Lundi, le sénateur Bernie Sanders (I-Vt.) a intensifié ses efforts en faveur d'une réglementation plus stricte de l'IA, avertissant qu'un petit groupe de milliardaires des grandes technologies ne devrait pas être autorisé à déterminer l'impact de la technologie sur la société sans supervision publique.
« Le problème le plus urgent de notre époque est celui de l'oligarchie et du pouvoir des milliardaires des grandes technologies sur l'IA », a écrit Sanders sur X, ajoutant : « Nous ne pouvons pas permettre à une poignée de personnes cupides de jouer à Dieu et de déterminer l'avenir de l'humanité, notre économie, notre environnement, notre démocratie, notre vie privée et plus encore, sans la participation du public ».
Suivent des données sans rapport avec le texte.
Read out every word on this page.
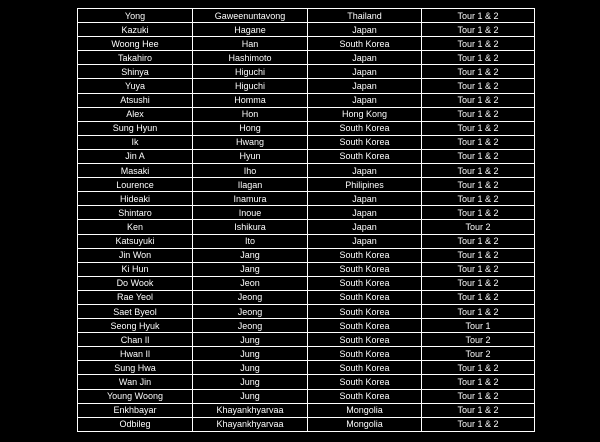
Yong	Gaweenuntavong	Thailand	Tour 1 & 2
Kazuki	Hagane	Japan	Tour 1 & 2
Woong Hee	Han	South Korea	Tour 1 & 2
Takahiro	Hashimoto	Japan	Tour 1 & 2
Shinya	Higuchi	Japan	Tour 1 & 2
Yuya	Higuchi	Japan	Tour 1 & 2
Atsushi	Homma	Japan	Tour 1 & 2
Alex	Hon	Hong Kong	Tour 1 & 2
Sung Hyun	Hong	South Korea	Tour 1 & 2
Ik	Hwang	South Korea	Tour 1 & 2
Jin A	Hyun	South Korea	Tour 1 & 2
Masaki	Iho	Japan	Tour 1 & 2
Lourence	Ilagan	Philipines	Tour 1 & 2
Hideaki	Inamura	Japan	Tour 1 & 2
Shintaro	Inoue	Japan	Tour 1 & 2
Ken	Ishikura	Japan	Tour 2
Katsuyuki	Ito	Japan	Tour 1 & 2
Jin Won	Jang	South Korea	Tour 1 & 2
Ki Hun	Jang	South Korea	Tour 1 & 2
Do Wook	Jeon	South Korea	Tour 1 & 2
Rae Yeol	Jeong	South Korea	Tour 1 & 2
Saet Byeol	Jeong	South Korea	Tour 1 & 2
Seong Hyuk	Jeong	South Korea	Tour 1
Chan Il	Jung	South Korea	Tour 2
Hwan Il	Jung	South Korea	Tour 2
Sung Hwa	Jung	South Korea	Tour 1 & 2
Wan Jin	Jung	South Korea	Tour 1 & 2
Young Woong	Jung	South Korea	Tour 1 & 2
Enkhbayar	Khayankhyarvaa	Mongolia	Tour 1 & 2
Odbileg	Khayankhyarvaa	Mongolia	Tour 1 & 2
« Le Congrès doit agir », a-t-il ajouté.
Ces commentaires sont intervenus quelques jours après que Sanders et le représentant Greg Casar (D-Texas) ont annoncé la loi d'interdiction de la superintelligence artificielle, l'une des propositions les plus agressives du Congrès en matière d'IA à ce jour.
La législation interdirait définitivement le développement et le déploiement d'IA superintelligente tout en suspendant temporairement le développement avancé de l'IA jusqu'à ce qu'un régulateur fédéral établisse des normes de sécurité.
Cela nécessiterait également la conclusion d'accords internationaux pour empêcher le développement de la superintelligence à l'échelle mondiale. La proposition a déjà suscité des critiques de la part des investisseurs et des défenseurs de la politique technologique.
Le fondateur de Pershing Square, Bill Ackman, a fait valoir que l'arrêt du développement américain pourrait permettre aux rivaux géopolitiques d'atteindre d'abord la superintelligence.
Sanders a également fait pression pour un moratoire national sur les centres de données, puis a travaillé avec la représentante Alexandria Ocasio-Cortez (D-N.Y.) pour transposer l'idée dans la législation. Alors qu'ils se heurtaient initialement à la résistance des démocrates, des appels similaires ont depuis obtenu un soutien bipartite.
En juin, Sanders a proposé de donner à l'État des participations dans les principaux laboratoires d'IA, le gouvernement ayant son mot à dire dans les décisions de déploiement. L'idée fait écho aux propositions d'Anthropic et d'OpenAI.
La semaine dernière, le PDG de Nvidia Corp (NASDAQ : NVDA), Jensen Huang, a exhorté les régulateurs à se concentrer sur les risques du monde réel, en déclarant : « Ne réglementez pas les dommages théoriques hypothétiques, mais les dommages réels et pragmatiques ».
Le cofondateur de Microsoft Corp (NASDAQ : MSFT), Bill Gates, a également déclaré qu'il soutiendrait un plan mondial crédible visant à ralentir les progrès de l'IA, tout en reconnaissant qu'un tel plan est peu probable.